Most people will read with some interest these studies on an art which, like all arts invented by necessity or inspired by pleasure, has kept pace with the genius of nations, and became more refined and more perfect in proportion as they themselves became more polite.
About the Author
Alexis Soyer (1809-1859), was a talented, dashing, flamboyant, French egocentric whose gastronomic genius was the rage and envy of mid-nineteenth-century England. He served as cook to various French and English notables between 1821 and 1837. Among them was Prince Polignac of the French Foreign Office, the Duke of Cambridge, the Duke of Sutherland, the Marquis of Waterford, and William Lloyd of Aston Hall, Oswestry.
Soyer was widely known for his triumphant tenure as master chef of the London Reform Club, a post he accepted in 1837. The day of Queen Victoria's coronation, June 28, 1838, Soyer executed one of the greatest culinary extravaganzas of all time: a breakfast for two thousand people at Gwydyr House, where the club was temporarily housed. His banquet de luxe for 150 guests for Ibraham Pasha on July 3, 1846, has also become a culinary legend.
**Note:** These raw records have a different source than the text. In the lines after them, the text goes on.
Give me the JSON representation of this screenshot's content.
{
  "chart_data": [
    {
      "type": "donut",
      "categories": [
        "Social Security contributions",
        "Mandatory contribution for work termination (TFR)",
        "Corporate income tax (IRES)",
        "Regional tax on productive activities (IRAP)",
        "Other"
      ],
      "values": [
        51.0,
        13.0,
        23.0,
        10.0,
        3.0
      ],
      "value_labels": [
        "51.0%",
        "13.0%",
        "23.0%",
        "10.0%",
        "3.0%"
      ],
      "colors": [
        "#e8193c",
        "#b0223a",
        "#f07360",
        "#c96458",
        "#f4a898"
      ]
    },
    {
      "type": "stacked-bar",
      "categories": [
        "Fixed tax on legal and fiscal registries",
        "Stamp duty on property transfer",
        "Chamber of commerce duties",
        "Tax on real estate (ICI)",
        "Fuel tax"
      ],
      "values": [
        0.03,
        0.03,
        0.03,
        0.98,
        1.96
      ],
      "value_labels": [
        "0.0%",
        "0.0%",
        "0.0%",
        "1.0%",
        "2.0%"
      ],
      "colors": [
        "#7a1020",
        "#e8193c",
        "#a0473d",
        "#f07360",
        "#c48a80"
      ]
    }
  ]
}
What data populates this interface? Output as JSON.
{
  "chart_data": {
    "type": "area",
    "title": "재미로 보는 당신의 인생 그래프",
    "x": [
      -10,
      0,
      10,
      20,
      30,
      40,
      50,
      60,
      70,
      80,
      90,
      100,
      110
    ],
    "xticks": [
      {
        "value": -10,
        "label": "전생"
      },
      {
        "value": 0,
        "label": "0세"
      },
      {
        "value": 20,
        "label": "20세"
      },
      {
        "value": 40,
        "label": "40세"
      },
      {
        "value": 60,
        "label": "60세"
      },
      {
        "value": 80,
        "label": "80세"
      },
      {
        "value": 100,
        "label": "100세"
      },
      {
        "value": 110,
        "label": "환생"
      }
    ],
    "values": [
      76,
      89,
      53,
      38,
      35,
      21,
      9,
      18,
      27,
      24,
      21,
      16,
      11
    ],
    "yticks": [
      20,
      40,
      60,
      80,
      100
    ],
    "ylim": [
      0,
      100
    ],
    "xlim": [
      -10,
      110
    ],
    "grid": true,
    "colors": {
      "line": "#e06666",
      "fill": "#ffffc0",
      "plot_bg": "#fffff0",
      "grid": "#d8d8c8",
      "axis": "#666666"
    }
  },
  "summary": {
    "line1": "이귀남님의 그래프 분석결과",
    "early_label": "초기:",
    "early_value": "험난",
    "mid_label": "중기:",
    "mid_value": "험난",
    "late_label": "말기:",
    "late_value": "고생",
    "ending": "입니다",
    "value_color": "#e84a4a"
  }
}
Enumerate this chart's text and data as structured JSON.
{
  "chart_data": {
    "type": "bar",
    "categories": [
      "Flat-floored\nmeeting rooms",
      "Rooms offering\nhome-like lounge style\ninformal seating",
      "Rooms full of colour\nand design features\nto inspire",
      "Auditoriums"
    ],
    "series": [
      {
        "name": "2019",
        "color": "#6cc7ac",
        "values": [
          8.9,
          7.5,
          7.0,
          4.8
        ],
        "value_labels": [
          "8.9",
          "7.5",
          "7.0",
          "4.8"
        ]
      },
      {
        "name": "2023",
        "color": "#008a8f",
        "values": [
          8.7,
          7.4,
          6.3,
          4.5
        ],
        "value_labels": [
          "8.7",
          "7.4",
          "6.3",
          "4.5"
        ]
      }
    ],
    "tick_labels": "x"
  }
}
Soyer wrote some of the most ambitious, authoritative, and useful books on the history and art of preparing food ever written. Among his works are the highly acclaimed and successful The Gastronomic Regenerator: A Simplified and New System of Cookery (1846) and The Modern Housewife, or MÈnagÖre (1849). Soyer was the proprietor and chef of the gourmet restaurant, The Gastronomic Symposium of all Nations, inventor and above all - humanitarian.
During the Irish famine of the late 1840s and during the Crimean War he provided soldiers with nourishing foods on the battlefields.